The comment highlights a growing gap between the promise of automation and its present-day economics. AI has been widely positioned as a tool to streamline operations and reduce headcount, but real-world deployment is proving more expensive than anticipated. Catanzaro noted that compute costs, which include the infrastructure required to train and run AI models, are significantly higher than employee salaries in his own team’s case, as reported by Fortune.
Research findings support this view. A 2024 study from the Massachusetts Institute of Technology examined the financial viability of replacing human workers with AI across various roles. It found that automation made economic sense in only 23 percent of jobs that rely heavily on visual tasks. In the remaining 77 percent, human labor remained the more cost-effective option.
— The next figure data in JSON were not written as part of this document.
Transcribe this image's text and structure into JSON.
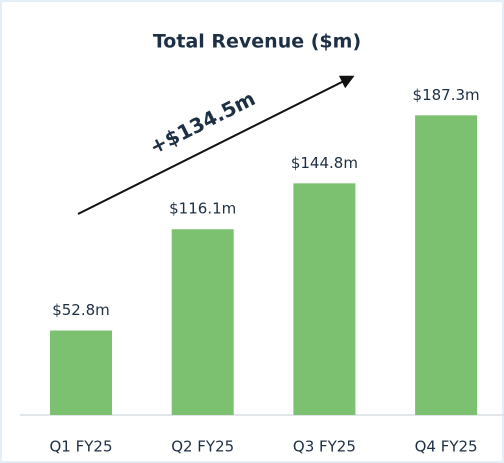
{
  "chart_data": {
    "type": "bar",
    "title": "Total Revenue ($m)",
    "categories": [
      "Q1 FY25",
      "Q2 FY25",
      "Q3 FY25",
      "Q4 FY25"
    ],
    "values": [
      52.8,
      116.1,
      144.8,
      187.3
    ],
    "value_labels": [
      "$52.8m",
      "$116.1m",
      "$144.8m",
      "$187.3m"
    ],
    "color": "#7cc16f",
    "annotations": [
      "+$134.5m"
    ]
  }
}
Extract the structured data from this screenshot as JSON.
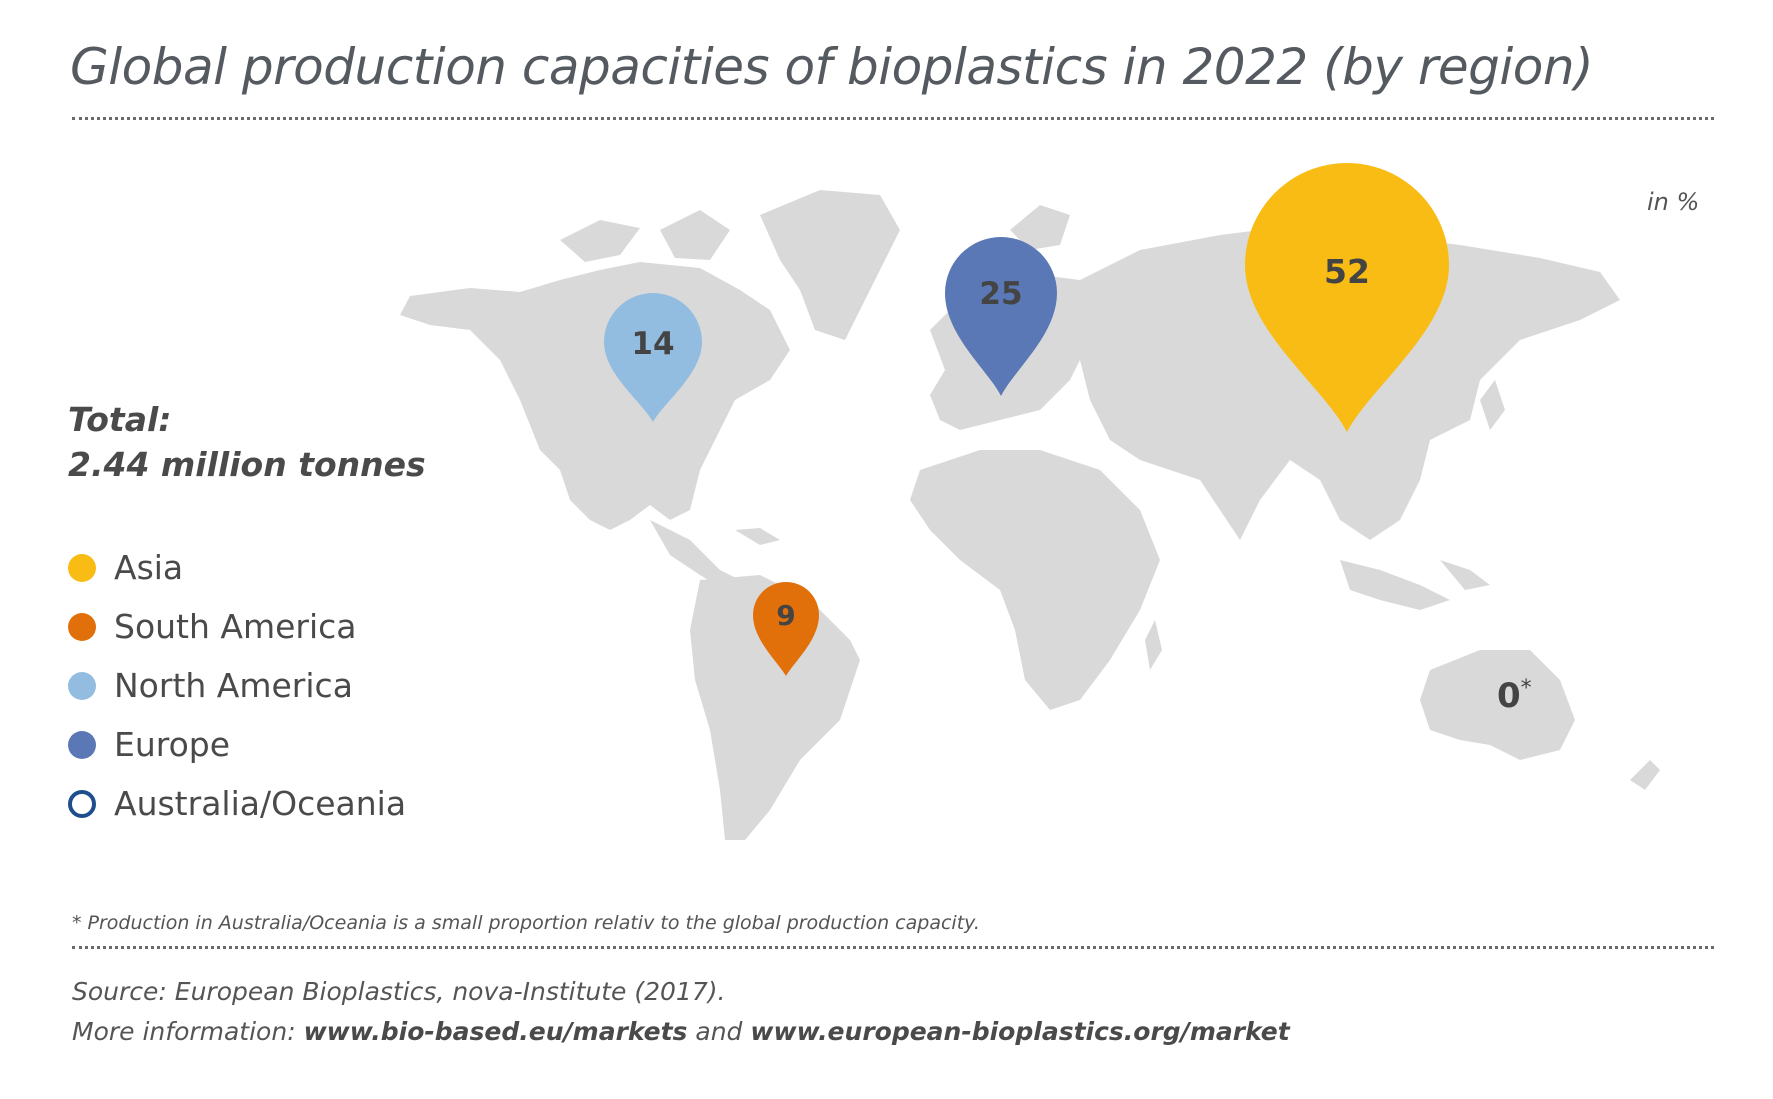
{
  "title": "Global production capacities of bioplastics in 2022 (by region)",
  "unit_label": "in %",
  "total": {
    "label": "Total:",
    "value": "2.44 million tonnes"
  },
  "legend": [
    {
      "label": "Asia",
      "color": "#f9bc15",
      "outlined": false
    },
    {
      "label": "South America",
      "color": "#e1700b",
      "outlined": false
    },
    {
      "label": "North America",
      "color": "#93bde0",
      "outlined": false
    },
    {
      "label": "Europe",
      "color": "#5b78b6",
      "outlined": false
    },
    {
      "label": "Australia/Oceania",
      "color": "#1f4e8c",
      "outlined": true
    }
  ],
  "regions": [
    {
      "name": "Asia",
      "value": "52",
      "color": "#f9bc15"
    },
    {
      "name": "Europe",
      "value": "25",
      "color": "#5b78b6"
    },
    {
      "name": "North America",
      "value": "14",
      "color": "#93bde0"
    },
    {
      "name": "South America",
      "value": "9",
      "color": "#e1700b"
    },
    {
      "name": "Australia/Oceania",
      "value": "0",
      "marker": "*"
    }
  ],
  "footnote": "* Production in Australia/Oceania is a small proportion relativ to the global production capacity.",
  "source": {
    "line1": "Source: European Bioplastics, nova-Institute (2017).",
    "line2_prefix": "More information: ",
    "link1": "www.bio-based.eu/markets",
    "line2_mid": " and ",
    "link2": "www.european-bioplastics.org/market"
  },
  "map_color": "#d9d9da"
}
There are also operational risks tied to AI adoption. Instances of costly errors have surfaced, including cases where AI tools caused data loss or system failures. These risks add to the overall cost burden, especially when factoring in recovery and oversight.
Despite these challenges, companies are continuing to invest heavily in AI. Morgan Stanley estimates that tech firms have committed around $740 billion to AI-related spending this year alone, marking a sharp increase from 2025. Software costs are also rising, with AI-related fees increasing between 20 percent and 37 percent over the past year, based on data from spending management firm Tropic.
Long-term projections suggest even larger investments ahead. McKinsey estimates total AI spending could reach $5.2 trillion by 2033, including substantial allocations for data centers and hardware infrastructure. However, this level of spending is forcing some companies to reassess their budgets. Uber’s chief technology officer, Praveen Neppalli Naga, recently said that the company’s shift toward AI coding tools has already exceeded initial cost expectations.
At the same time, layoffs in the tech sector are accelerating. Data from Layoffs.fyi indicates that more than 92,000 tech workers have lost their jobs this year across nearly 100 companies. That pace is significantly faster than the previous year’s total.
Experts say this reflects a short-term mismatch between cost efficiency and strategic direction. Keith Lee, an AI and finance professor at the Swiss Institute of Artificial Intelligence’s business school, noted that companies are investing heavily in AI even when it is not yet the cheaper option. The expectation is that costs will decline as infrastructure improves and systems become more reliable.
For now, the economics remain unsettled. AI may eventually become both cheaper and more predictable, but current data suggests that, in many cases, human workers still offer better value.